Publié le 23 décembre 2012 par Angèle Paoli
« Poésie d’un jour

LA PALABRA DEL DESEO

Esta espectral textura de la oscuridad, esta melodía en los huesos, este soplo de silencios diversos, este ir abajo por abajo, esta galería oscura, oscura, este hundirse sin hundirse.

¿Qué estoy haciendo? Está oscuro y quiero entrar. No sé que más decir. (Yo no quiero decir, yo quiero entrar.) El dolor en los huesos, el lenguaje roto a paladas, poco a poco reconstituir el diagrama de la irrealidad.

Posesiones no tengo (esto es seguro; al fin algo seguro). Luego una melodía. Es una melodía plañidera, una luz lila, una inminencia sin destinatario. Veo la melodía. Presencia de una luz anaranjada. Sin tu mirada no voy a saber vivir, también esto es seguro. Te suscito, te resucito. Y me dijo que saliera al viento y fuera de casa en casa preguntando si estaba.
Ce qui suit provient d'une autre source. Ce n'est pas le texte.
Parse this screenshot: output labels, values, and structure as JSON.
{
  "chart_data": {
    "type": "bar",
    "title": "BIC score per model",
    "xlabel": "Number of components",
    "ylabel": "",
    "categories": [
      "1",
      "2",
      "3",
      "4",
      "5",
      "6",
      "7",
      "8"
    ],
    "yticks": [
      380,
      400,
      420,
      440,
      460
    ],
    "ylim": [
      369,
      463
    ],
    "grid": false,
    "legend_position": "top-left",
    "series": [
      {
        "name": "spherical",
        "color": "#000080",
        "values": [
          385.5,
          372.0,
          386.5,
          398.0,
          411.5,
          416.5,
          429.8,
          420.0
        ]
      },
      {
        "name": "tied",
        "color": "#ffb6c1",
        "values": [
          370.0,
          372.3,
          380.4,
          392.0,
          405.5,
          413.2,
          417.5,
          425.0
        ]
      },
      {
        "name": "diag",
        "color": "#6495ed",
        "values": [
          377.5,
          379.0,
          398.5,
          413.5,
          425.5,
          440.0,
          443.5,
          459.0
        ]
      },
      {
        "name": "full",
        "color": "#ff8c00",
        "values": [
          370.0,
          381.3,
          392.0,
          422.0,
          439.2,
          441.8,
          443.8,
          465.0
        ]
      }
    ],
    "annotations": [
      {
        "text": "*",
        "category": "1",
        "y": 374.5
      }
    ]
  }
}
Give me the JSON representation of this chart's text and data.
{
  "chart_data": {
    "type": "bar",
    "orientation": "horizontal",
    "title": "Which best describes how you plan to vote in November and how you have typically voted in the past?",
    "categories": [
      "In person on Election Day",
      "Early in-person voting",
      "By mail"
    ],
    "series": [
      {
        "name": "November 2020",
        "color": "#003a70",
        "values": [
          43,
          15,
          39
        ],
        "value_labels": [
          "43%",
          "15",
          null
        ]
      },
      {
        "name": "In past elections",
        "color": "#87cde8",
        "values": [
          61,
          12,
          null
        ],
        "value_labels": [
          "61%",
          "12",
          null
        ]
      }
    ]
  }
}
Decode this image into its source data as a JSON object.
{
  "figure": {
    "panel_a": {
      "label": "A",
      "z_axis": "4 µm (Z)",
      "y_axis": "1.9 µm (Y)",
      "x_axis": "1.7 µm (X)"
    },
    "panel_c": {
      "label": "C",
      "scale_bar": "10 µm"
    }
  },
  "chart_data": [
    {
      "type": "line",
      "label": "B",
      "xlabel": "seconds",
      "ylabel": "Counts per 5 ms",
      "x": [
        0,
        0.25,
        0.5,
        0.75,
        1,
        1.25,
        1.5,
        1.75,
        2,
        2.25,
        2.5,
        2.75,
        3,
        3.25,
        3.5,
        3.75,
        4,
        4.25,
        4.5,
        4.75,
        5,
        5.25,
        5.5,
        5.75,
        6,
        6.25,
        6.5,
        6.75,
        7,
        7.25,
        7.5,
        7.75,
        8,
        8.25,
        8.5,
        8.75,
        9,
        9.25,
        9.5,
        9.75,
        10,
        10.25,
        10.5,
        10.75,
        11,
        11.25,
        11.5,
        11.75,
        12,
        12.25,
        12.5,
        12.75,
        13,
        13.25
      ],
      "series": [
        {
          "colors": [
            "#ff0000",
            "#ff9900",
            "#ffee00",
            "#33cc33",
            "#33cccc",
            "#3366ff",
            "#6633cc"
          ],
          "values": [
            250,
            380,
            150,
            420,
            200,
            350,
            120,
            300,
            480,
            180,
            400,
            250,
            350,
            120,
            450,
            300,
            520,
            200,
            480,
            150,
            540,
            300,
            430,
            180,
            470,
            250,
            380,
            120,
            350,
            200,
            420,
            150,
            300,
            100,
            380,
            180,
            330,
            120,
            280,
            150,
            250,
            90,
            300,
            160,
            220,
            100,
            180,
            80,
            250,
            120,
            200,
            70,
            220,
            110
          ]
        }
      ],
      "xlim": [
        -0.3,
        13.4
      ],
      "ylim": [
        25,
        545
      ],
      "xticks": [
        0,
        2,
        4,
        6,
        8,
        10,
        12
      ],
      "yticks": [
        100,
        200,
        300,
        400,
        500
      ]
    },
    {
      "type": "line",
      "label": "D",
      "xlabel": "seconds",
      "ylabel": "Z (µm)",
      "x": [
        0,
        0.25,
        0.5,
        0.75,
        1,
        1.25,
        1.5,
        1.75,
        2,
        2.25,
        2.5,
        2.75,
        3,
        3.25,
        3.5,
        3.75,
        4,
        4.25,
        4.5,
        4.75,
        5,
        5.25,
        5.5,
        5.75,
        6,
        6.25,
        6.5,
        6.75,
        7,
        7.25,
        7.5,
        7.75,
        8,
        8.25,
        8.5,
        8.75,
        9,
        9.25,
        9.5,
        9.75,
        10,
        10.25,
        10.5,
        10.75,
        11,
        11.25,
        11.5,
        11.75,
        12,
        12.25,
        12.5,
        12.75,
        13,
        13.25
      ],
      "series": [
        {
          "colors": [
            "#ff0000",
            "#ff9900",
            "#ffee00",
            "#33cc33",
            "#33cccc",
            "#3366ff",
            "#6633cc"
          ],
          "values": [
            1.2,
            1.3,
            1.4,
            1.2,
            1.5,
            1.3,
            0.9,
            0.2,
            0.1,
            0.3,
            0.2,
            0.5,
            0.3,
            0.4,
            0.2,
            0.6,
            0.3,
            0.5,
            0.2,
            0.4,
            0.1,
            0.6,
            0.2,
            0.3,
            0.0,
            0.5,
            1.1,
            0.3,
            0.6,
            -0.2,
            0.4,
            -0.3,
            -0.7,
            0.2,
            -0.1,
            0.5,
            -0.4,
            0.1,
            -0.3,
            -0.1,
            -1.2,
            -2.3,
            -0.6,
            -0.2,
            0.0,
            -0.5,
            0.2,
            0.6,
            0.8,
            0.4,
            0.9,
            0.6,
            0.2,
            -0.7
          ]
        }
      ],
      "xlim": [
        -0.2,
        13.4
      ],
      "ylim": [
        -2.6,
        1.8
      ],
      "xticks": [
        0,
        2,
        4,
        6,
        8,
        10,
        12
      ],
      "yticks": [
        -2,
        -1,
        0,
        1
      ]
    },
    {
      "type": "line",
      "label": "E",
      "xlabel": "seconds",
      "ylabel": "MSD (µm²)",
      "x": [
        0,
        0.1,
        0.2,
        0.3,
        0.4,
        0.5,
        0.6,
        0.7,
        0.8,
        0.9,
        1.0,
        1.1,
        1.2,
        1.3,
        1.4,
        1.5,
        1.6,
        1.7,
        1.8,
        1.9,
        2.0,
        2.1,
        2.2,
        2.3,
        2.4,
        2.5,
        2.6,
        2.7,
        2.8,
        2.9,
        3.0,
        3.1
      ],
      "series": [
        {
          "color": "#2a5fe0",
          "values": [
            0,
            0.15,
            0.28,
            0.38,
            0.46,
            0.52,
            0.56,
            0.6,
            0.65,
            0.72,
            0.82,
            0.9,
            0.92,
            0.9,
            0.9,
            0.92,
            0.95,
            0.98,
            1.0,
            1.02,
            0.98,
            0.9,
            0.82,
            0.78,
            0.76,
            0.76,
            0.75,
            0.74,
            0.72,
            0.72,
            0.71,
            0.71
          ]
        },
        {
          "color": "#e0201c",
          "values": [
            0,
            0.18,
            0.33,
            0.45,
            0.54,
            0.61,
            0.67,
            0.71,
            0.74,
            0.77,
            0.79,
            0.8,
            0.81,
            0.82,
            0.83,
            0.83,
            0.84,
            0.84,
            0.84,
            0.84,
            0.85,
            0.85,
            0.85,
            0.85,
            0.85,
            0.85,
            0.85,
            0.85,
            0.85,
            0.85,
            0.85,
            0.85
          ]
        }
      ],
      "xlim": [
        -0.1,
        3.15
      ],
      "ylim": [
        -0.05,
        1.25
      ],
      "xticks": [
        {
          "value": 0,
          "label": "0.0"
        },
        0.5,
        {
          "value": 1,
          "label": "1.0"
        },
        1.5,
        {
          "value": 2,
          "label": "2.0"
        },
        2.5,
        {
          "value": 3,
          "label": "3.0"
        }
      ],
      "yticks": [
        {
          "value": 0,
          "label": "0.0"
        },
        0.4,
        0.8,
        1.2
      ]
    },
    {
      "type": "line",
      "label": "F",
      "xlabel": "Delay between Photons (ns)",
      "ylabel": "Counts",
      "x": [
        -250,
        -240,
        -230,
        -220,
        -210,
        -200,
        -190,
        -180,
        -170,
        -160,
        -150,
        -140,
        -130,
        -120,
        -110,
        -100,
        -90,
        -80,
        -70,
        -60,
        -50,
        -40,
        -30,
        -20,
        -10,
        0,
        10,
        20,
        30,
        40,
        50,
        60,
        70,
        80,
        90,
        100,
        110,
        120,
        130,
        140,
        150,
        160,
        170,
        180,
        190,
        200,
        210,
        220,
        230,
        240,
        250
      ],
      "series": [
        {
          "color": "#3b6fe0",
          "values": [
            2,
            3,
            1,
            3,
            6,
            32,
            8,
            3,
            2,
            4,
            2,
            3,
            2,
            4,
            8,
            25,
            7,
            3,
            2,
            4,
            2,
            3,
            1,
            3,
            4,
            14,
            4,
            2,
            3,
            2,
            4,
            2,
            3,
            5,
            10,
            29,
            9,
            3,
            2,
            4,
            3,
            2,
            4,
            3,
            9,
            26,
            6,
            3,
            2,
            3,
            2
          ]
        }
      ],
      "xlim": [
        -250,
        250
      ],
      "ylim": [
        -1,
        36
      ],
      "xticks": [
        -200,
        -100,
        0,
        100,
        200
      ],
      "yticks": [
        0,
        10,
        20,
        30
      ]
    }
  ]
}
Paso desnuda con un cirio en la mano, castillo frío, jardín de las delicias. La soledad no es estar parada en el muelle, a la madrugada, mirando el agua con avidez. La soledad es no poder decirla por no poder circundarla por no poder darle un rostro por no poder hacerla sinónimo de un paisaje. La soledad sería esta melodía rota de mis frases.


Alejandra Pizarnik, El infierno musical, 1971, in Alejandra Pizarnik, Poesía Completa (1955-1972), Editorial Lumen, Barcelona, 2001. Edición a cargo de Ana Becciú.


LA PAROLE DU DÉSIR

Cette texture spectrale de l’obscurité, ces mélodies au fond des os, ce souffle de silences divers, cette plongée en bas par le bas, cette galerie obscure, obscure, cette manière de sombrer sans sombrer.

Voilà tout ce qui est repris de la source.